Les sanctions qui nous ont véritablement affectés en tant que pays sont celles appliquées depuis 2017, et principalement depuis 2019. Elles ont durement frappé PDVSA et concernent l’or vénézuélien [31 tonnes d’or stockées dans les coffres de la Banque d’Angleterre ne sont pas restituées au gouvernement de Maduro au nom de la reconnaissance de Juan Guaidó comme président par intérim; la Cour suprême britannique doit trancher dans les mois à venir]. Les sanctions ne sont pas la cause principale de la crise vénézuélienne. Les principales causes de l’effondrement national et du déclin chaviste se trouvent fondamentalement dans les facteurs internes du processus bolivarien.

Un autre élément qu’il convient d’ajouter est que l’interventionnisme n’est pas seulement celui des États-Unis: la Chine a joué un rôle important dans l’approfondissement de l’extractivisme et de l’endettement extérieur au Venezuela, et dans l’affaiblissement économique ultérieur du pays. Quant à la Russie elle a joué un rôle crucial dans la période de crise, lié aux conditions accordées à ses entreprises pétrolières et minières et à la vente d’armes au Venezuela.
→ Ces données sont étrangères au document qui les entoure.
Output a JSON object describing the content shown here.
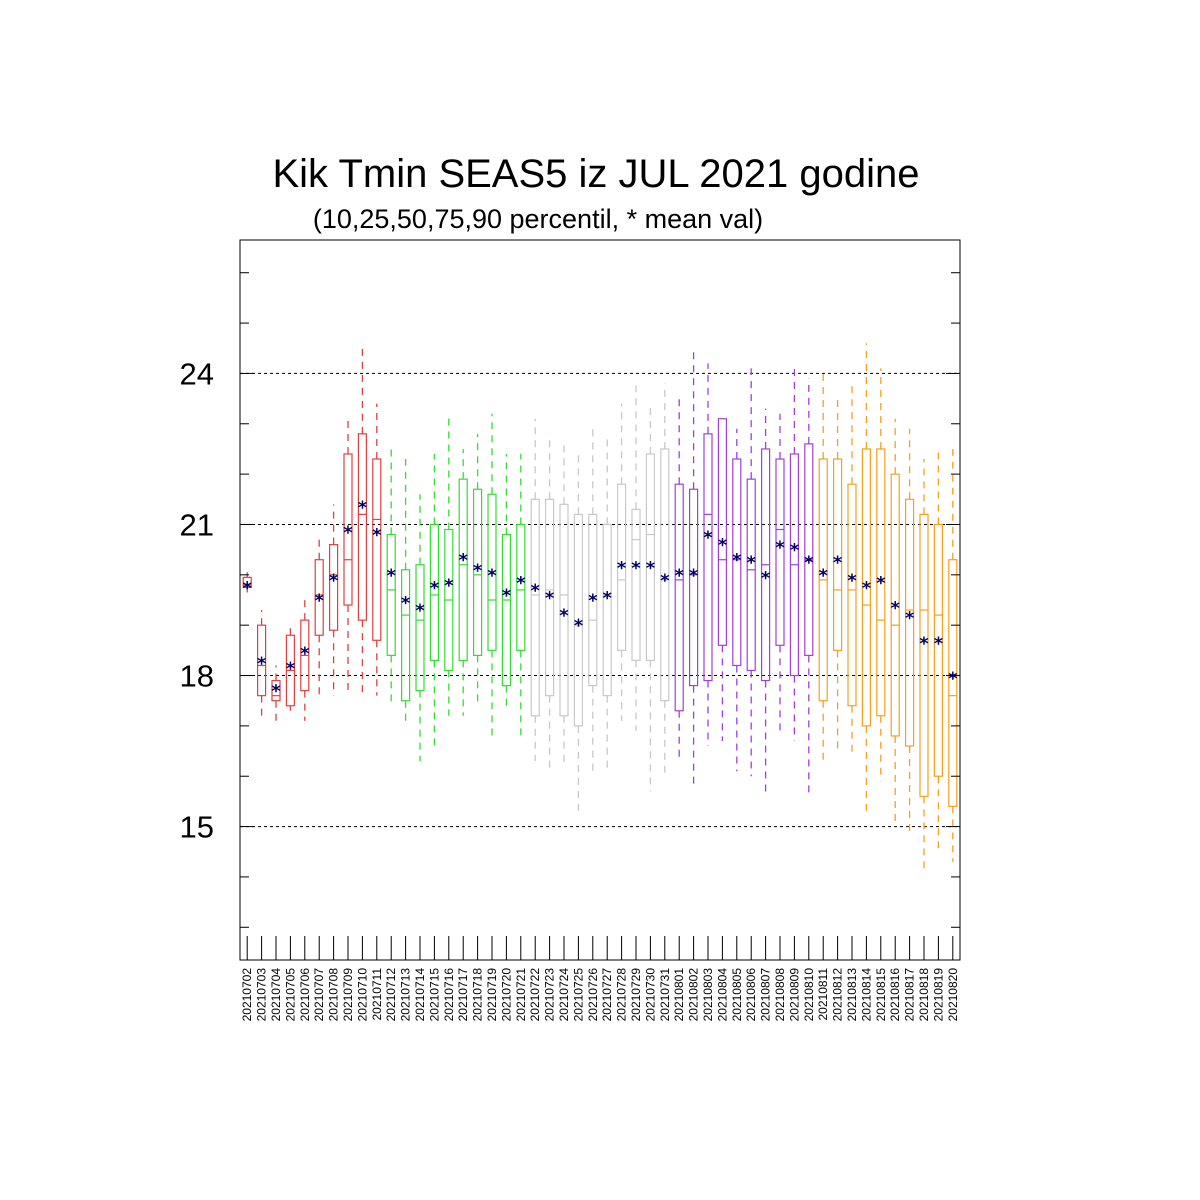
{
  "chart_data": {
    "type": "boxplot",
    "title": "Kik Tmin SEAS5 iz JUL 2021 godine",
    "subtitle": "(10,25,50,75,90 percentil, * mean val)",
    "ylim": [
      12.35,
      26.65
    ],
    "yticks": [
      15,
      18,
      21,
      24
    ],
    "ytick_labels": [
      "15",
      "18",
      "21",
      "24"
    ],
    "grid_lines": [
      15,
      18,
      21,
      24
    ],
    "mean_marker": "*",
    "mean_color": "#000066",
    "whisker_style": "dashed",
    "categories": [
      "20210702",
      "20210703",
      "20210704",
      "20210705",
      "20210706",
      "20210707",
      "20210708",
      "20210709",
      "20210710",
      "20210711",
      "20210712",
      "20210713",
      "20210714",
      "20210715",
      "20210716",
      "20210717",
      "20210718",
      "20210719",
      "20210720",
      "20210721",
      "20210722",
      "20210723",
      "20210724",
      "20210725",
      "20210726",
      "20210727",
      "20210728",
      "20210729",
      "20210730",
      "20210731",
      "20210801",
      "20210802",
      "20210803",
      "20210804",
      "20210805",
      "20210806",
      "20210807",
      "20210808",
      "20210809",
      "20210810",
      "20210811",
      "20210812",
      "20210813",
      "20210814",
      "20210815",
      "20210816",
      "20210817",
      "20210818",
      "20210819",
      "20210820"
    ],
    "colors": [
      "#e04040",
      "#e04040",
      "#e04040",
      "#e04040",
      "#e04040",
      "#e04040",
      "#e04040",
      "#e04040",
      "#e04040",
      "#e04040",
      "#33dd33",
      "#33dd33",
      "#33dd33",
      "#33dd33",
      "#33dd33",
      "#33dd33",
      "#33dd33",
      "#33dd33",
      "#33dd33",
      "#33dd33",
      "#c8c8c8",
      "#c8c8c8",
      "#c8c8c8",
      "#c8c8c8",
      "#c8c8c8",
      "#c8c8c8",
      "#c8c8c8",
      "#c8c8c8",
      "#c8c8c8",
      "#c8c8c8",
      "#a040e0",
      "#a040e0",
      "#a040e0",
      "#a040e0",
      "#a040e0",
      "#a040e0",
      "#a040e0",
      "#a040e0",
      "#a040e0",
      "#a040e0",
      "#f5a020",
      "#f5a020",
      "#f5a020",
      "#f5a020",
      "#f5a020",
      "#f5a020",
      "#f5a020",
      "#f5a020",
      "#f5a020",
      "#f5a020"
    ],
    "p10": [
      19.65,
      17.2,
      17.1,
      17.3,
      17.1,
      17.6,
      17.6,
      17.6,
      17.6,
      17.6,
      17.4,
      17.0,
      16.3,
      16.5,
      17.2,
      17.2,
      17.4,
      16.7,
      17.3,
      16.8,
      16.3,
      16.1,
      16.2,
      15.3,
      16.1,
      16.1,
      17.1,
      16.9,
      15.7,
      16.0,
      16.3,
      15.8,
      16.6,
      16.7,
      16.1,
      16.0,
      15.6,
      16.8,
      16.7,
      15.6,
      16.3,
      16.5,
      16.4,
      15.2,
      15.9,
      15.0,
      14.9,
      14.1,
      14.5,
      14.3
    ],
    "p25": [
      19.75,
      17.6,
      17.5,
      17.4,
      17.7,
      18.8,
      18.9,
      19.4,
      19.1,
      18.7,
      18.4,
      17.5,
      17.7,
      18.3,
      18.1,
      18.3,
      18.4,
      18.5,
      17.8,
      18.5,
      17.2,
      17.6,
      17.2,
      17.0,
      17.8,
      17.6,
      18.5,
      18.3,
      18.3,
      17.5,
      17.3,
      17.8,
      17.9,
      18.6,
      18.2,
      18.1,
      17.9,
      18.6,
      18.0,
      18.4,
      17.5,
      18.5,
      17.4,
      17.0,
      17.2,
      16.8,
      16.6,
      15.6,
      16.0,
      15.4
    ],
    "p50": [
      19.8,
      18.2,
      17.6,
      18.1,
      18.4,
      19.6,
      20.0,
      20.3,
      21.2,
      21.1,
      19.7,
      19.2,
      19.1,
      19.6,
      19.5,
      20.2,
      20.0,
      19.5,
      19.5,
      19.7,
      19.6,
      19.7,
      19.6,
      19.0,
      19.1,
      19.6,
      19.9,
      20.7,
      20.8,
      19.9,
      19.9,
      20.0,
      21.2,
      20.3,
      20.3,
      20.1,
      20.2,
      20.9,
      20.2,
      20.3,
      19.9,
      19.7,
      19.7,
      19.4,
      19.1,
      19.0,
      19.3,
      19.3,
      19.2,
      17.6
    ],
    "p75": [
      19.95,
      19.0,
      17.9,
      18.8,
      19.1,
      20.3,
      20.6,
      22.4,
      22.8,
      22.3,
      20.8,
      20.1,
      20.2,
      21.0,
      20.9,
      21.9,
      21.7,
      21.6,
      20.8,
      21.0,
      21.5,
      21.5,
      21.4,
      21.2,
      21.2,
      21.0,
      21.8,
      21.3,
      22.4,
      22.5,
      21.8,
      21.7,
      22.8,
      23.1,
      22.3,
      21.9,
      22.5,
      22.3,
      22.4,
      22.6,
      22.3,
      22.3,
      21.8,
      22.5,
      22.5,
      22.0,
      21.5,
      21.2,
      21.0,
      20.3
    ],
    "p90": [
      20.05,
      19.3,
      18.2,
      19.0,
      19.6,
      20.7,
      21.4,
      23.1,
      24.6,
      23.4,
      22.6,
      22.3,
      21.6,
      22.4,
      23.2,
      22.5,
      22.8,
      23.2,
      22.4,
      22.4,
      23.1,
      22.8,
      22.6,
      22.4,
      22.9,
      22.8,
      23.4,
      23.8,
      23.4,
      23.8,
      23.6,
      24.5,
      24.2,
      23.1,
      22.9,
      24.1,
      23.3,
      23.2,
      24.2,
      23.9,
      24.0,
      23.5,
      23.8,
      24.6,
      24.1,
      23.1,
      22.9,
      22.3,
      22.5,
      22.5
    ],
    "mean": [
      19.8,
      18.3,
      17.75,
      18.2,
      18.5,
      19.55,
      19.95,
      20.9,
      21.4,
      20.85,
      20.05,
      19.5,
      19.35,
      19.8,
      19.85,
      20.35,
      20.15,
      20.05,
      19.65,
      19.9,
      19.75,
      19.6,
      19.25,
      19.05,
      19.55,
      19.6,
      20.2,
      20.2,
      20.2,
      19.95,
      20.05,
      20.05,
      20.8,
      20.65,
      20.35,
      20.3,
      20.0,
      20.6,
      20.55,
      20.3,
      20.05,
      20.3,
      19.95,
      19.8,
      19.9,
      19.4,
      19.2,
      18.7,
      18.7,
      18.0
    ]
  }
}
Nous pourrions également parler de la Colombie, de l’Iran, de la Turquie, de Cuba, entre autres. Ce que nous avons vécu au Venezuela a donc également été un conflit international.

Le gouvernement et certains secteurs de l’opposition ont tenu un cycle de négociations qui a abouti à des accords partiels. Quels ont été les points clés de ces négociations?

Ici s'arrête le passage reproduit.